Lemon Verbena is an edible herb flower
- All herb flowers are edible, such as rosemary, sage, lemon verbena and mint.
- Once your herbs have flowered, cut them all back and dry the flowers. They make a great tea and the herbs will hopefully have a second burst of growth before they slow down for winter.
If you grow courgettes, pick the male flowers as soon as they come out. They’re the ones that just have stems rather than mini courgettes. The more you pick, the more will grow.
Elderflower being all versatile
- Everyone knows about elderflower cordial, but elders are good for loads of things. Salad dressings, deep fried with honey, in a jelly. They’re full of flavour.

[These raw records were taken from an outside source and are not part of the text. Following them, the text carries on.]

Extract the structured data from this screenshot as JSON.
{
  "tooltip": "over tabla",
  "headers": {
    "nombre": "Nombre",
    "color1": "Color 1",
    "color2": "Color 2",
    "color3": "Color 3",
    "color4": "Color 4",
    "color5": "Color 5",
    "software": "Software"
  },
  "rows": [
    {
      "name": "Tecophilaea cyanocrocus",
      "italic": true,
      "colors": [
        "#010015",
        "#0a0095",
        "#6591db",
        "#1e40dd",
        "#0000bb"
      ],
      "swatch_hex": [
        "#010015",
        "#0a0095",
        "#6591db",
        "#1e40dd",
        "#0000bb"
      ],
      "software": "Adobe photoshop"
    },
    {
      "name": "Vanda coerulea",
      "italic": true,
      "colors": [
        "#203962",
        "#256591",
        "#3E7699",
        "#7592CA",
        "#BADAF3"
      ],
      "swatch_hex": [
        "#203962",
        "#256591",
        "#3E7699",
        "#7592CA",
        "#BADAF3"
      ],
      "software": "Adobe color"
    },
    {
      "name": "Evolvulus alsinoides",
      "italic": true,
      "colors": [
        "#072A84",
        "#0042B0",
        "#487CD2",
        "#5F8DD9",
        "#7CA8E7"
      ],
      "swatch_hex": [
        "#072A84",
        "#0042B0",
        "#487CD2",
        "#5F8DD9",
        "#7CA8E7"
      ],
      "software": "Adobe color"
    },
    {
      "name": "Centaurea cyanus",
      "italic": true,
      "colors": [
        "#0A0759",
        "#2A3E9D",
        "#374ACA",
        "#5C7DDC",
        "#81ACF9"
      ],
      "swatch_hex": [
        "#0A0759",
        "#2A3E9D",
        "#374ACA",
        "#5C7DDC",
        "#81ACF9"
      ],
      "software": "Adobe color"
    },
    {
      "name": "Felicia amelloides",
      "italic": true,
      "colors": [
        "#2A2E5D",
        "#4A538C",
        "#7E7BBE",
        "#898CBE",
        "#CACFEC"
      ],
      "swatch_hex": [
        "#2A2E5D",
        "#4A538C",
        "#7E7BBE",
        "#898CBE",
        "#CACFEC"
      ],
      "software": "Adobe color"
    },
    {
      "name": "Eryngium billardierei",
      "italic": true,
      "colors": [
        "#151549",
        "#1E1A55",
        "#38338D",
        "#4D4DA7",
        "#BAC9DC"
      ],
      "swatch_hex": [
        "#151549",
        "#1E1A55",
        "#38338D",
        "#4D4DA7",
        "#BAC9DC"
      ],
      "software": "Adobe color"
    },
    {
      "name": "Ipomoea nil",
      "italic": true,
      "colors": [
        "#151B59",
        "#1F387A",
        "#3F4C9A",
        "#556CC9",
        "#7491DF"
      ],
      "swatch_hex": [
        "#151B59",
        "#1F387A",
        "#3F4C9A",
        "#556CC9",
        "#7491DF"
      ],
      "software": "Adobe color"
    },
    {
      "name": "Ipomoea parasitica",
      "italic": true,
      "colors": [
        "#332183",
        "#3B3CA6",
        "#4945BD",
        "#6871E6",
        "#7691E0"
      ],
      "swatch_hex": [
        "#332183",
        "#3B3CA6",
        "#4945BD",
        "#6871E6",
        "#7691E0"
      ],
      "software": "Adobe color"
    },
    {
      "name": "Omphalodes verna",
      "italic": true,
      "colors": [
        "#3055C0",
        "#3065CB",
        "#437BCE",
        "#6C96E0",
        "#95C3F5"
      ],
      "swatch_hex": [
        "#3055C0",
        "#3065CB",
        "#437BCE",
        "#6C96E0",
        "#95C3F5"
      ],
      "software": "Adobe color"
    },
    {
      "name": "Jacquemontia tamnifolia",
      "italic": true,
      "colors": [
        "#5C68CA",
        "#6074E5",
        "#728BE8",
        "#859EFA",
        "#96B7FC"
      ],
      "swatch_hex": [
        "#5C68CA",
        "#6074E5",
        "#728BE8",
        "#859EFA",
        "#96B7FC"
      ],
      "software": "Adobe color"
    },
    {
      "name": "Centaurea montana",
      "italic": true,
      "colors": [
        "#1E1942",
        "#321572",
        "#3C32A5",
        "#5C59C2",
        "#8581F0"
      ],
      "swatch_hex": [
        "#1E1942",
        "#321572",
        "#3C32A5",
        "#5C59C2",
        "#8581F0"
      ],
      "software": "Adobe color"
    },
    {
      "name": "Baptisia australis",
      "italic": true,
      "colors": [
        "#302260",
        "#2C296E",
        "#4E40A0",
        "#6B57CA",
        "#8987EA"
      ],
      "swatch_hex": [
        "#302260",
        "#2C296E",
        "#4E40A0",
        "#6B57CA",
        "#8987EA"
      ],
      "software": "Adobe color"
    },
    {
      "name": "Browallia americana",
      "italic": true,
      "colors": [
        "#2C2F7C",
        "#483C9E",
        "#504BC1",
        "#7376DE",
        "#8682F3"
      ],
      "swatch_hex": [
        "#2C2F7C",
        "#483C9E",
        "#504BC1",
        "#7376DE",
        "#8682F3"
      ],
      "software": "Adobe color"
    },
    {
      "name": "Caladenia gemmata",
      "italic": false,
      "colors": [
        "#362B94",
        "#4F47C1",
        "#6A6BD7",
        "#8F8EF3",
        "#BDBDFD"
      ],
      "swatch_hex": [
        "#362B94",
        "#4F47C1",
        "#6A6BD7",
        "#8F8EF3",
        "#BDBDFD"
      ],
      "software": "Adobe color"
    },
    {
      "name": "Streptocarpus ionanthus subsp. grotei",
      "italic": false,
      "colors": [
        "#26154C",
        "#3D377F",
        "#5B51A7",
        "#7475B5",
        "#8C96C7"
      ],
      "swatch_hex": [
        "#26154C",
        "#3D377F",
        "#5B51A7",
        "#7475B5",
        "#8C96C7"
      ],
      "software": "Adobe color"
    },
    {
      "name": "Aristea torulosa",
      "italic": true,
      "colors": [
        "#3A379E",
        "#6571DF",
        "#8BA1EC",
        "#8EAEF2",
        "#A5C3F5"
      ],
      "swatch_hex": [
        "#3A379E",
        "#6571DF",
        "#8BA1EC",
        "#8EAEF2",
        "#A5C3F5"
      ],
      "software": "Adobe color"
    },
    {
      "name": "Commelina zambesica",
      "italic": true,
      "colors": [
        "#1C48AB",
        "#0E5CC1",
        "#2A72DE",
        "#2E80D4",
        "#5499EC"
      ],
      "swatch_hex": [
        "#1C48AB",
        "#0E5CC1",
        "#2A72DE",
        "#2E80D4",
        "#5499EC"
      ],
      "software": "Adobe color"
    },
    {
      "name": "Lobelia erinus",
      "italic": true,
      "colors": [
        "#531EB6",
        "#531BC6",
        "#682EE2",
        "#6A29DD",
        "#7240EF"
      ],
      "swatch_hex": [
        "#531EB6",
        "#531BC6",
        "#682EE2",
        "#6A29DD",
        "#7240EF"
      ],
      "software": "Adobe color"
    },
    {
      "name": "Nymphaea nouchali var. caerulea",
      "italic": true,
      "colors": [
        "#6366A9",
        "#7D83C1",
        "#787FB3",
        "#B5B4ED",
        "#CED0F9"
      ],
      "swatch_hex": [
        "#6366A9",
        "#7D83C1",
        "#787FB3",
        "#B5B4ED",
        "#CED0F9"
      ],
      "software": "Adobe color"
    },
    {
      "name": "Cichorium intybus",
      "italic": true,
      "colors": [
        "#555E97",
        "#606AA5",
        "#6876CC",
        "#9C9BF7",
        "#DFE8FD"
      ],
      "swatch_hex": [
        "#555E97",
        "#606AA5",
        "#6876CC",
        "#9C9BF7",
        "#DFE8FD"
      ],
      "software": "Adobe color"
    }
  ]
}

- Cooking with roses is great as they have a strong flavour that goes well with desserts. But while they may be prettier than the ones in your garden, don’t use roses from the florist. They’ve often been sprayed with food pesticides.
- Roses are great for savoury dishes, too. Pickle them in a two parts vinegar to one part water and one part sugar mixture...
- Pick flowers on a sunny day. Rain washes out flavours and they’re more aromatic on a sunny rather than shady day.
- Potato flowers are poisonous. And so are rhubarb leaves. Watch out.